Un premier cas de transmission d'une souche de VIH résistante à tous les antirétroviraux classiques a été décrit par les médecins du CHU de Toulouse dans « The Lancet » (1).
Il s'agit de deux patients masculins diagnostiqués dans la même région et infectés lors de relations sexuelles avec d'autres hommes. Le premier, âgé de 54 ans et séropositif depuis 1995, a connu de nombreux échecs de traitement. Malgré l'association de tenofovir/emtricitabne/ritonavir, sa concentration en ARN viral était de 5,5 log10 copies par ml et son décompte de CD4 était de 205 cellules par μl (un taux normal se situe entre 600 et 1 200 cellules par μl) en juillet 2019.
Le second cas est un jeune homme de 23 ans diagnostiqué en septembre 2019. Sa concentration plasmatique en ARN viral était de 5,1 log10 copies par ml et son décompte de CD4 était de 821 cellules par μl. Le sous-type identifié chez ce patient porte une série de mutations qui le rend résistant à tous les inhibiteurs non nucléosidiques disponibles de la transcriptase inverse, aux inhibiteurs de protéase, ainsi que presque complètement résistant aux inhibiteurs d'intégrase. Seule la résistance à la bithérapie dolutégravir/bictégravir n'était que de faible ampleur. Ce second patient s'est vu proposer une association d'ibalizumab, fostemsavir, maraviroc, enfuvirtide et de dolutegravir. Il n'y a pas eu de contact direct entre les deux hommes, il y a donc un hôte intermédiaire, pour l'instant non identifié.
Moins de 0,1 % des infections par le VIH-1 en France sont résistantes à trois classes d'antirétroviraux. « La transmission d'une souche du virus doté d'un tel niveau de résistance est un événement sans précédent, expliquent les auteurs. La transmission d'une souche multirésistante avait bien été documentée à New York en 2004, mais sans résistance au tipranavir et aux inhibiteurs de l'intégrase. »

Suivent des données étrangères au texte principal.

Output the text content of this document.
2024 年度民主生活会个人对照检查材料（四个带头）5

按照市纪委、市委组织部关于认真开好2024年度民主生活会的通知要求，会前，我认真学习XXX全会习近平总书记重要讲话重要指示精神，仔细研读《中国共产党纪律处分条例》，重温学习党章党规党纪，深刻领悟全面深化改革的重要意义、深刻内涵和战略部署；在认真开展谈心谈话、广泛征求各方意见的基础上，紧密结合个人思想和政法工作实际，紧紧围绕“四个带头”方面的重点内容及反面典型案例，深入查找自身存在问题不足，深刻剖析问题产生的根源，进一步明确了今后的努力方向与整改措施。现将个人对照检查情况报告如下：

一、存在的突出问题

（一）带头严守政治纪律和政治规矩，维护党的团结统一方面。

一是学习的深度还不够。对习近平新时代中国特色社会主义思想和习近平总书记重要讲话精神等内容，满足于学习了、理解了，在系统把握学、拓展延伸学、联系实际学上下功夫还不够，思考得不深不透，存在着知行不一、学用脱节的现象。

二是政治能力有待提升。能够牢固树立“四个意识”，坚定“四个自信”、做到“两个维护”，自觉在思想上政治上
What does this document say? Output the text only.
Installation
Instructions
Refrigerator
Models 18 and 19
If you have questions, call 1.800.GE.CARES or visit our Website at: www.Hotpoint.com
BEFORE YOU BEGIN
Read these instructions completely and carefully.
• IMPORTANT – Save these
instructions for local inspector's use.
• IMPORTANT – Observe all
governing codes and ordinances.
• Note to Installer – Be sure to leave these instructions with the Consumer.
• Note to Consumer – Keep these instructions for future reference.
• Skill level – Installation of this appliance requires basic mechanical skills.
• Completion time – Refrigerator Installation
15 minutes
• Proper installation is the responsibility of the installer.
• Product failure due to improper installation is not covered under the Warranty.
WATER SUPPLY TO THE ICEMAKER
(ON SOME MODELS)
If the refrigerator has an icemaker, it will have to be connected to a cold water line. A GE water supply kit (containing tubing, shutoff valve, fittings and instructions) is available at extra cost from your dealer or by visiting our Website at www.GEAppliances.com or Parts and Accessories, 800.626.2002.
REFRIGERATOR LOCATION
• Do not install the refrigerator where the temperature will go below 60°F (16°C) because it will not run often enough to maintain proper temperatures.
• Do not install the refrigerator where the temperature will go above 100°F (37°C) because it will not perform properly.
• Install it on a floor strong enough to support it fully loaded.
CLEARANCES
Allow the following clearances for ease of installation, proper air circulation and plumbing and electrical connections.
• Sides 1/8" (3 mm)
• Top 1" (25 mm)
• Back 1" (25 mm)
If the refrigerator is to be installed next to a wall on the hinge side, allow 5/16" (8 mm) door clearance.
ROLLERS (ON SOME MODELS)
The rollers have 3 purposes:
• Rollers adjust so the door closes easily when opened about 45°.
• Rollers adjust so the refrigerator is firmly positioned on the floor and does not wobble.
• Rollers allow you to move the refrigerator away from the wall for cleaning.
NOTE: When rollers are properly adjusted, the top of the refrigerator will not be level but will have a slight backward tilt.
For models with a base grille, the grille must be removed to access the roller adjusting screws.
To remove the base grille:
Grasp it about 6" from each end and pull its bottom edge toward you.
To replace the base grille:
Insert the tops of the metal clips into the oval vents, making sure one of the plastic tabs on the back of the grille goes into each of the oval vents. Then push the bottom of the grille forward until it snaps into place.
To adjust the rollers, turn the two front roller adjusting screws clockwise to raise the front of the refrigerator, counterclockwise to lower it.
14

Les souches de VIH-1 multirésistantes sont connues pour avoir une moins bonne habilité à être transmise. Néanmoins, la forte charge virale observée chez le patient le plus ancien suggère que cette souche en particulier est bien adaptée à son hôte. Toutefois, la charge virale plus faible chez le second patient suppose une diminution après la première phase d'infection.
L'ANRS peu inquiète
Il s'agit d'un « événement surveillé, mais sans inquiétude particulière », selon le Pr François Dabis directeur de l'Agence nationale de recherche sur le sida et les hépatites virales. « Il s'agit d'un événement unique, que nous allons surveiller avec beaucoup d'attention, mais il n'y a pas de raisons de penser que cela va se diffuser », a-t-il commenté auprès de nos collègues de l'AFP.
Les laboratoires français, ainsi que ceux de Catalogne, ont été mis en alerte. Les deux patients, qui ne peuvent pas être couverts par la prophylaxie de prévention, se sont pour leur part engagés à utiliser un préservatif. Le sujet plus jeune est traité par une association de cinq antirétroviraux (ibalizumab, fostemsavir, maraviroc, enfuvirtide, dolutegravir), tandis que le « patient source » reçoit la même mais sans maraviroc en attendant d'entrer dans un essai clinique avec un nouvel inhibiteur de capside (GS-6207).
(1) S Raymond et al. « The Lancet », doi.org/10.1016/S2352-3018(20)30205-8.